彼ほど<純粋なたましい>を持った日本人は、いないと思う。

「千夜千冊」を書き上げた松岡正剛は、彼の詩を読んで、慟哭した。
正剛は、彼を「“幻想月界王子”」とも呼んでいる。 なんて素敵な名前だろう!。

「『春と修羅』は日本人が到達した近代詩集のなかで、最も高みに近づいたものではなかったか。
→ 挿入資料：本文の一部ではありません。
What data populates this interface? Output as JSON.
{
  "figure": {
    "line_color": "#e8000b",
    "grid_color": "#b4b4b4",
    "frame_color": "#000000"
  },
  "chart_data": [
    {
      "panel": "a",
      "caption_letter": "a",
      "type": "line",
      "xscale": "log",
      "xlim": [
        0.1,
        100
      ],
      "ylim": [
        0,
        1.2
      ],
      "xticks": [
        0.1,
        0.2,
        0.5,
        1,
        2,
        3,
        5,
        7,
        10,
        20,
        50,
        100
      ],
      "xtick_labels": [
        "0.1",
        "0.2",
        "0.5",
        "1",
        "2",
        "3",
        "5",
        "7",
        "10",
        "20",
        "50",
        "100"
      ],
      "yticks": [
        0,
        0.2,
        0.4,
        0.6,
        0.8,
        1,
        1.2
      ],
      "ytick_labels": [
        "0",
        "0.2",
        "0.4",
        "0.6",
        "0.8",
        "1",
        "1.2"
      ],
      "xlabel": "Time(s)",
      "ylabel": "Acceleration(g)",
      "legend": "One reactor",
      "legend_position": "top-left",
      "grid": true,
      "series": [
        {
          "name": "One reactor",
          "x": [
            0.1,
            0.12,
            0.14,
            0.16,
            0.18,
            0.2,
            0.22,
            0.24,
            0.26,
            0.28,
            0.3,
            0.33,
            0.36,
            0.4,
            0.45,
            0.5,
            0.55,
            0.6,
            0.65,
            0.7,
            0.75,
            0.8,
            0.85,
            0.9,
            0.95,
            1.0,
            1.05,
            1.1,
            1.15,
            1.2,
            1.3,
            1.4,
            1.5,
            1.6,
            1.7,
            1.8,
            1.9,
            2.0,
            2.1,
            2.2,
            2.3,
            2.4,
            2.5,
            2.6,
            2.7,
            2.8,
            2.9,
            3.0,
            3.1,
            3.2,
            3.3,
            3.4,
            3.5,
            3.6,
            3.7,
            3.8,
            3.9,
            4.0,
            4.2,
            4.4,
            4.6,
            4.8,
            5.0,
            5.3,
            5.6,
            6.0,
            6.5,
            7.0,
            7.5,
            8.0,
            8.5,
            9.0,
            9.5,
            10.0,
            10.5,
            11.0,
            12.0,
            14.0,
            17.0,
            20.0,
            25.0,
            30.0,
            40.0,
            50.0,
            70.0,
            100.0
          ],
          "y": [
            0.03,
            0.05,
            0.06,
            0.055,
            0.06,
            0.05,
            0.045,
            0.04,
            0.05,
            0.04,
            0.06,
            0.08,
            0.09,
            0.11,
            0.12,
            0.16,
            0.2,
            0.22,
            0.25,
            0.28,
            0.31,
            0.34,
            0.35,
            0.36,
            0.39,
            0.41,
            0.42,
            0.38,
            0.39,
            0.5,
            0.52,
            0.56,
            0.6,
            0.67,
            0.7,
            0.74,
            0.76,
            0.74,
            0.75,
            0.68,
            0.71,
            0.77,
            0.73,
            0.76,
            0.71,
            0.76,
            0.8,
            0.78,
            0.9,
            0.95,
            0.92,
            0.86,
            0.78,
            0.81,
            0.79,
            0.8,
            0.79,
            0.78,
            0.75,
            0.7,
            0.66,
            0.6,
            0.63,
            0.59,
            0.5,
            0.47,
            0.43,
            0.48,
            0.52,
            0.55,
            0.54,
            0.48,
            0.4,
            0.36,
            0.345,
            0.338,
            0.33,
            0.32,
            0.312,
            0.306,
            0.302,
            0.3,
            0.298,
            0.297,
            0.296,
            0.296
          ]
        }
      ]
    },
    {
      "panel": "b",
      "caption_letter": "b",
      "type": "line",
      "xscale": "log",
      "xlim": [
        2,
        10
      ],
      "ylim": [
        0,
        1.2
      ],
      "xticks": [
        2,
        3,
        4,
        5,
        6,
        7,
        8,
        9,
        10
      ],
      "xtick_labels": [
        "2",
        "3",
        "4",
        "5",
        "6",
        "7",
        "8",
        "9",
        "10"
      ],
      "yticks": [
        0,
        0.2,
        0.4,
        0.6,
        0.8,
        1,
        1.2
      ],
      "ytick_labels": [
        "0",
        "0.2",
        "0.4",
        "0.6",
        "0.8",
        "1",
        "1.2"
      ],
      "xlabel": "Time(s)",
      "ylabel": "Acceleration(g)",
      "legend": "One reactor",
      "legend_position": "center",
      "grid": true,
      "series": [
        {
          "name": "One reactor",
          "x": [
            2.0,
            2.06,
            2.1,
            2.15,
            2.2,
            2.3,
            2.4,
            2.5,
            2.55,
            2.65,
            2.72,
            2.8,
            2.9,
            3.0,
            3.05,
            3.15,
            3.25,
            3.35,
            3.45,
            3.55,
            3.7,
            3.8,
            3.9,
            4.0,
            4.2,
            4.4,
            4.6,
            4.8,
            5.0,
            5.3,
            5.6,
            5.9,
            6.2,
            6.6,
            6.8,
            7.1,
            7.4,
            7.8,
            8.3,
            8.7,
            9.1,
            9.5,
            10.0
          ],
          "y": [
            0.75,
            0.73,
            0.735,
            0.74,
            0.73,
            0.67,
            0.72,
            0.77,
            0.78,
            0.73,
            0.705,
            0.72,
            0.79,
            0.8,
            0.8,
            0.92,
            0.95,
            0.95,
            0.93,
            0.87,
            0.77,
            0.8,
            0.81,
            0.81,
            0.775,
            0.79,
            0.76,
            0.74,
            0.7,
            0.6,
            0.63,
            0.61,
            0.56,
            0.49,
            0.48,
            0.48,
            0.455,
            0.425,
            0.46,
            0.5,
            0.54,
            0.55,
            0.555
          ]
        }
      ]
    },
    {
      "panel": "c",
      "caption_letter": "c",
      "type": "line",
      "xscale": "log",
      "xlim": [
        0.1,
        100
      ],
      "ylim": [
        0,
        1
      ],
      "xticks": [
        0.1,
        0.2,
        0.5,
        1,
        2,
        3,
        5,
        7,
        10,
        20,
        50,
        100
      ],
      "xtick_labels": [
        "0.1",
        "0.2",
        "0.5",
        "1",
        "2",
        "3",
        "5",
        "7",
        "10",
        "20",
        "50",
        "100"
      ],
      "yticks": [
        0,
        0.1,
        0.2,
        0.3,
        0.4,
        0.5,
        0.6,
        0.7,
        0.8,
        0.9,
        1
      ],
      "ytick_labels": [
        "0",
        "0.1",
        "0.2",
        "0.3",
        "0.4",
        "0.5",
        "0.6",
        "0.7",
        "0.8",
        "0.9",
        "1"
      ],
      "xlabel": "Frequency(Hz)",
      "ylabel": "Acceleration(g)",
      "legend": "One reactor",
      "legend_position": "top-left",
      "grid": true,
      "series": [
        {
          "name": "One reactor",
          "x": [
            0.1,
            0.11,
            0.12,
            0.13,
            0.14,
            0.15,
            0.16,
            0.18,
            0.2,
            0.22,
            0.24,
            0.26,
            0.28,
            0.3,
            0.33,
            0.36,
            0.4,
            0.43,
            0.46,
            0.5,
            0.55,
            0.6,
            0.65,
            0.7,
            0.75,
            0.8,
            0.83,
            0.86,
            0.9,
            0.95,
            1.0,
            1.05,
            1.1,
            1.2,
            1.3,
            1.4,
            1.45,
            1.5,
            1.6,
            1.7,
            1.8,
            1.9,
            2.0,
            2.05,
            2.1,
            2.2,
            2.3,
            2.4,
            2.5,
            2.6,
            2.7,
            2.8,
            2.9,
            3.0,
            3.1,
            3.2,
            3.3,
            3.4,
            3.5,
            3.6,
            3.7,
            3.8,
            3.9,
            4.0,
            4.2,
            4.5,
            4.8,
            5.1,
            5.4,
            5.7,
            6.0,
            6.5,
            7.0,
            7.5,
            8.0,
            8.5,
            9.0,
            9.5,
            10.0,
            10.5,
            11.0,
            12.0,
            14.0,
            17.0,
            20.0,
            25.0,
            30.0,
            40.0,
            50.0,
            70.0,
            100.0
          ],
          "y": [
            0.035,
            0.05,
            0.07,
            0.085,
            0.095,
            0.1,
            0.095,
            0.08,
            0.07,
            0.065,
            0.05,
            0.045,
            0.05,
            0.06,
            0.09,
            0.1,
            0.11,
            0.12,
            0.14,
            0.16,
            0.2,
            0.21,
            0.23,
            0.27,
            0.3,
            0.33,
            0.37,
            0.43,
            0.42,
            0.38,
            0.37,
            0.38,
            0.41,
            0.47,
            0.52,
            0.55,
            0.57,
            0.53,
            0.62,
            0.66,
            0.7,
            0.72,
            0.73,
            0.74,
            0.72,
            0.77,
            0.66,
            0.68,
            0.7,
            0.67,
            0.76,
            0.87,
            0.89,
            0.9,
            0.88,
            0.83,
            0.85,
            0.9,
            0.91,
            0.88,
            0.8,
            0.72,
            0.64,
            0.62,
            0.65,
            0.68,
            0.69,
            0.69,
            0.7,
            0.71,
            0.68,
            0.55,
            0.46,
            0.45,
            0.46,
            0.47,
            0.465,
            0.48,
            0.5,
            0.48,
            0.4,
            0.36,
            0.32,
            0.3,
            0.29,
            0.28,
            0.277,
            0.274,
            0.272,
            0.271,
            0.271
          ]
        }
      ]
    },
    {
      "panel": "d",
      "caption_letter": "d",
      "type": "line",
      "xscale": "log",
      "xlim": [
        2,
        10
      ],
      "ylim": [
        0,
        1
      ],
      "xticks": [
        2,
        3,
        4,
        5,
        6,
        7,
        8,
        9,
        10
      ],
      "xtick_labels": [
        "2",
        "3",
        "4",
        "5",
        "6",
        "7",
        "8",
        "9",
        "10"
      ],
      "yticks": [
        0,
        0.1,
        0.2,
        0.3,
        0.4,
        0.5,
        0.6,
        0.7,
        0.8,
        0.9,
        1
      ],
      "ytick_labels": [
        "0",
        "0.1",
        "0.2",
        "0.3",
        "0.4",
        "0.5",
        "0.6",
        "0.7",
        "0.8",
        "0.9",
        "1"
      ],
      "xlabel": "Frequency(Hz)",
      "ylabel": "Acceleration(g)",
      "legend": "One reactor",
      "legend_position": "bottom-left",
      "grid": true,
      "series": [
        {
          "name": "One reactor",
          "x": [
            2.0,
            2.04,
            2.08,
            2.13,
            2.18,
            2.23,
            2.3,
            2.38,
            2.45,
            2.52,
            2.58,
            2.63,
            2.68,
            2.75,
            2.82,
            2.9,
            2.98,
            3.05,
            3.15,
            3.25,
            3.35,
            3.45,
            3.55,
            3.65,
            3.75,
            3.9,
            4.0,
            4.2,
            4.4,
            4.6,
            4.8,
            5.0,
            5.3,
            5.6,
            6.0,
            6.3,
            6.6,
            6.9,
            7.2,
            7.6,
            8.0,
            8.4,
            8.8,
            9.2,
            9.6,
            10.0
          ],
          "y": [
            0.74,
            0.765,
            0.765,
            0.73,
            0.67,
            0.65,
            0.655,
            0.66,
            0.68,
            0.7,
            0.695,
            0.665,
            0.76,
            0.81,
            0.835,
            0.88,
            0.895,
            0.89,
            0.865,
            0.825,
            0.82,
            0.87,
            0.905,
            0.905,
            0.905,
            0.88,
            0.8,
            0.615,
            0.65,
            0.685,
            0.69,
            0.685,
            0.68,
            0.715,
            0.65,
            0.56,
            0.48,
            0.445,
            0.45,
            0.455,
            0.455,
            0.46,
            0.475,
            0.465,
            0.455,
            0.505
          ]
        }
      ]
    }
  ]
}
」
これだから、わたしは、松岡正剛を尊敬している。

「銀河鉄道の夜」を読んでいると、涙が出てくるんだ。
ここでは、彼の思想をよく表す、わたしが最も愛する詩を紹介したい。

宮沢賢治は、<永遠の少年>なんだ。
そのこころが、いまの時代に必要とされ、求められていると思っている。 


★「農民芸術論網要」「序論」より

「世界が全体幸福にならない内は、個人の幸福はあり得ない。

自我の意識は、個人から集団 社会 宇宙へと次第に進化する

新たな時代は、世界が一つの意識になり生物となる方向にある

正しく強く生きることは、銀河系を自らの中に意識して これに応じていくことである

我らは、世界の誠の幸福を索ねよう  求道すでに道である」


「世界が全体幸福にならない内は、個人の幸福はあり得ない。」
ここまで、考えた賢治。 このこころが、いまあるのか。
すべてのひとたちの幸せを、こころから望んだ賢治。


★「雨ニモマケズ」 (一部抜粋)

「雨にも負けず 風にも負けず 雪にも夏の暑さにも負けぬ

丈夫なからだをもち 慾はなく 決して怒らず いつも静かに笑っている

野原の松の林の陰の 小さな萱ぶきの小屋にいて

東に病気の子供あれば 行って看病してやり

西に疲れた母あれば 行ってその稲の束を負い

南に死にそうな人あれば 行ってこわがらなくてもいいといい

北に喧嘩や訴訟があれば つまらないからやめろといい

みんなにでくのぼーと呼ばれ 褒められもせず 苦にもされず

そういうものにわたしはなりたい」


読んでいると、胸と目頭が熱くなってくる。 幼なごころは、どこにいったんだろう。
いや、わたしのこころにあった。それを教えてくれたのは、賢治だ。

あなたにも、幼なごころと慈しみのこころがあるだろう。
そのこころが、拡がっていけば、世界のひとたちが幸せになるだろう。そう、信じたいんだ。

大宇宙の銀河の果てからやってきた、賢治の慈悲のこころよ。 よみがえれ !。